Donald Trump is just the latest in a string of arrogant Western leaders who have acted with impunity thinking their actions are immune from any consequence. With Iran, the metaphorical butterfly flapped its wings more than a century ago. The chain of events that gentle disturbance of air triggered have magnified over time.

Flight 752 was not downed by Donald Trump. It was downed by a century of disregard, war and Western economic exploitation and suppression of the rights of other people to live their lives as they themselves determined appropriate. We demand and expect nothing less for ourselves.
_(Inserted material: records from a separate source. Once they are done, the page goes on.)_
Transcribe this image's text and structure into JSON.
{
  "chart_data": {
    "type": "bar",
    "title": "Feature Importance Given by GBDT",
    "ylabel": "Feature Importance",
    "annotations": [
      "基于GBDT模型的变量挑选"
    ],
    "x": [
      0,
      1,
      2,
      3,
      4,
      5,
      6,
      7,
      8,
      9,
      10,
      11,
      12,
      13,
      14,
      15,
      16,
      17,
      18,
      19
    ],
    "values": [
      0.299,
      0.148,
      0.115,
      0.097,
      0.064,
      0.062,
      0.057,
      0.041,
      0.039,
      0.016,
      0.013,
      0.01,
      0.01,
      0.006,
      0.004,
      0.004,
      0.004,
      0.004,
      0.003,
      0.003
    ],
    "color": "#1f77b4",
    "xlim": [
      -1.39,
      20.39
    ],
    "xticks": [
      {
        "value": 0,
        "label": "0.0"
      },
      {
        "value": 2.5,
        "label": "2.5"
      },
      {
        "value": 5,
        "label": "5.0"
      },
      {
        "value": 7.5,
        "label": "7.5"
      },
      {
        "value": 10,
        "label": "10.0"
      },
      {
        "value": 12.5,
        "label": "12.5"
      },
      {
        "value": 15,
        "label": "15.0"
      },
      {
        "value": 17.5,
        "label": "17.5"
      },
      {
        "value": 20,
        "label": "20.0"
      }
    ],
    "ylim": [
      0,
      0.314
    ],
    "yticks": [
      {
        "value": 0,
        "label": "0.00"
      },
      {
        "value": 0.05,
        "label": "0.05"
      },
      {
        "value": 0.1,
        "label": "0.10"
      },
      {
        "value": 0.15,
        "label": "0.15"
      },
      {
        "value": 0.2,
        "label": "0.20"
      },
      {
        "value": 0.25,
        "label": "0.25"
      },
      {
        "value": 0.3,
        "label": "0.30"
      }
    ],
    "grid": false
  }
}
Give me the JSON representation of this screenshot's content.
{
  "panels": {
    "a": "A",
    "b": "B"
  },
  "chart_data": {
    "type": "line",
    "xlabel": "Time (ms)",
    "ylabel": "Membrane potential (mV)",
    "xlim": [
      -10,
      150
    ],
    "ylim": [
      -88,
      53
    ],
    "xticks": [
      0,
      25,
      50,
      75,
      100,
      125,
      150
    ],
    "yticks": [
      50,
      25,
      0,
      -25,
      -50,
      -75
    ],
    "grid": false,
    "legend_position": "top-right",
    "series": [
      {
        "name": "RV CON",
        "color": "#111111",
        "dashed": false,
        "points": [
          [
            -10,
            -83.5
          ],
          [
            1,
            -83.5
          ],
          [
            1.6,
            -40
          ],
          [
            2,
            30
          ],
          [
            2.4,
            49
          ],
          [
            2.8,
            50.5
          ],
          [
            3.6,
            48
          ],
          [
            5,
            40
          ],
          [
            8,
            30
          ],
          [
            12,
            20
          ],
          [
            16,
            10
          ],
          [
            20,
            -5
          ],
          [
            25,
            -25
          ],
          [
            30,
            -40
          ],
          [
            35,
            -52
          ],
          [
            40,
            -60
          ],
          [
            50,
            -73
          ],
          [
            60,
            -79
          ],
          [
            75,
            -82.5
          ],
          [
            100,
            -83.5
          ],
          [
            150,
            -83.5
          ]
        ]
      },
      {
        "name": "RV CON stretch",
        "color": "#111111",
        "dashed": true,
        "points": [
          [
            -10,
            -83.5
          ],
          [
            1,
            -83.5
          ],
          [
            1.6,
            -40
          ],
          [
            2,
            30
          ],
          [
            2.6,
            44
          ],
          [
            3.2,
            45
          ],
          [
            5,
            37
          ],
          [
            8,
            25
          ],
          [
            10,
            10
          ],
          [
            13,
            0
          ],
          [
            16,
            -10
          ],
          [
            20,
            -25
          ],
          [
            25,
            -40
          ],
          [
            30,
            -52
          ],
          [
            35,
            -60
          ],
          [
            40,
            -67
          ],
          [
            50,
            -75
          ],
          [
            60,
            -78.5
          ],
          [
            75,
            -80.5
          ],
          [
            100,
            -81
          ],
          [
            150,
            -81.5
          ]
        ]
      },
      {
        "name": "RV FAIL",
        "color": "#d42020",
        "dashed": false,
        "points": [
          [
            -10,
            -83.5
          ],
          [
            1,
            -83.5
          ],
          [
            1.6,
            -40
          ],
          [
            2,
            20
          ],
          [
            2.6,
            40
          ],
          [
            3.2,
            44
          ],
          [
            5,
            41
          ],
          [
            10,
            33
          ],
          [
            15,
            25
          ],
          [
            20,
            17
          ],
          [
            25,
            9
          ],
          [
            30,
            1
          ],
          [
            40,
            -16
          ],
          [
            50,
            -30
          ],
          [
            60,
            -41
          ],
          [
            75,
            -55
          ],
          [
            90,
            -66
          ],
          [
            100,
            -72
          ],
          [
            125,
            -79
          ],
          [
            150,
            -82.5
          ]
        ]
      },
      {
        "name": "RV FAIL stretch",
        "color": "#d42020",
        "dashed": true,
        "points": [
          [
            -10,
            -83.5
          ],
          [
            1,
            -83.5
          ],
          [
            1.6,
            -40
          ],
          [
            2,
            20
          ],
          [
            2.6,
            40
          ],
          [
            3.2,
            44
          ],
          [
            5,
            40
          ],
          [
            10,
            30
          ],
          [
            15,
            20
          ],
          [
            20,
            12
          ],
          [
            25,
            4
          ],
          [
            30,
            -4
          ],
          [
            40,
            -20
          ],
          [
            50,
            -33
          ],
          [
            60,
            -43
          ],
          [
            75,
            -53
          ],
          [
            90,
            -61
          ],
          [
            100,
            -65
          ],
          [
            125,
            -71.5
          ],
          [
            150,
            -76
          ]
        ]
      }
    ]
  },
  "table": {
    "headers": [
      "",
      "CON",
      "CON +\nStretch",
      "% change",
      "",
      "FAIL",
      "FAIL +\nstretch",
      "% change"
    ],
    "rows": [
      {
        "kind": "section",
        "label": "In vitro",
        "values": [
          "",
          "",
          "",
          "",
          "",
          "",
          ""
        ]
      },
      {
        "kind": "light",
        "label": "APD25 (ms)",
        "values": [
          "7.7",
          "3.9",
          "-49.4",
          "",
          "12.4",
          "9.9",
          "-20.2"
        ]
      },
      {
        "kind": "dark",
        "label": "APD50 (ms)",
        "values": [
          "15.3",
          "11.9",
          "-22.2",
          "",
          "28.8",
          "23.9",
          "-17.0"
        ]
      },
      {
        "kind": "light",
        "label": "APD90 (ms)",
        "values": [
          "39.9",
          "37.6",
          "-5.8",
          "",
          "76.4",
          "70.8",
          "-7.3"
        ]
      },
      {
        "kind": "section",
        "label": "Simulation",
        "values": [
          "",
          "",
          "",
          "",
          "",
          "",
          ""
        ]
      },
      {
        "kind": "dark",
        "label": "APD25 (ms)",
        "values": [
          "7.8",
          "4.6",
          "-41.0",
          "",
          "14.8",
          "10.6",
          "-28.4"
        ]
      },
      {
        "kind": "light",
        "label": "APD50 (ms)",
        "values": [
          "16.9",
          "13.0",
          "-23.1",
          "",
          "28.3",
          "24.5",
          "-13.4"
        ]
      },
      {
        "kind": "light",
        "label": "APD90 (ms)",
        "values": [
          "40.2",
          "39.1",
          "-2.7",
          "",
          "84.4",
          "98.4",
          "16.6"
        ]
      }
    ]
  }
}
It is time we stopped interfering with the right of others to aspire to the same freedoms we take for granted.

The ripples created by a butterfly’s flapping wing continue to weave across time. Justice for Flight 752’s one hundred and seventy-six victim would be better delivered by stopping the disturbance of the next ripple and not be seeking retribution and punishment. Let that be their lasting legacy.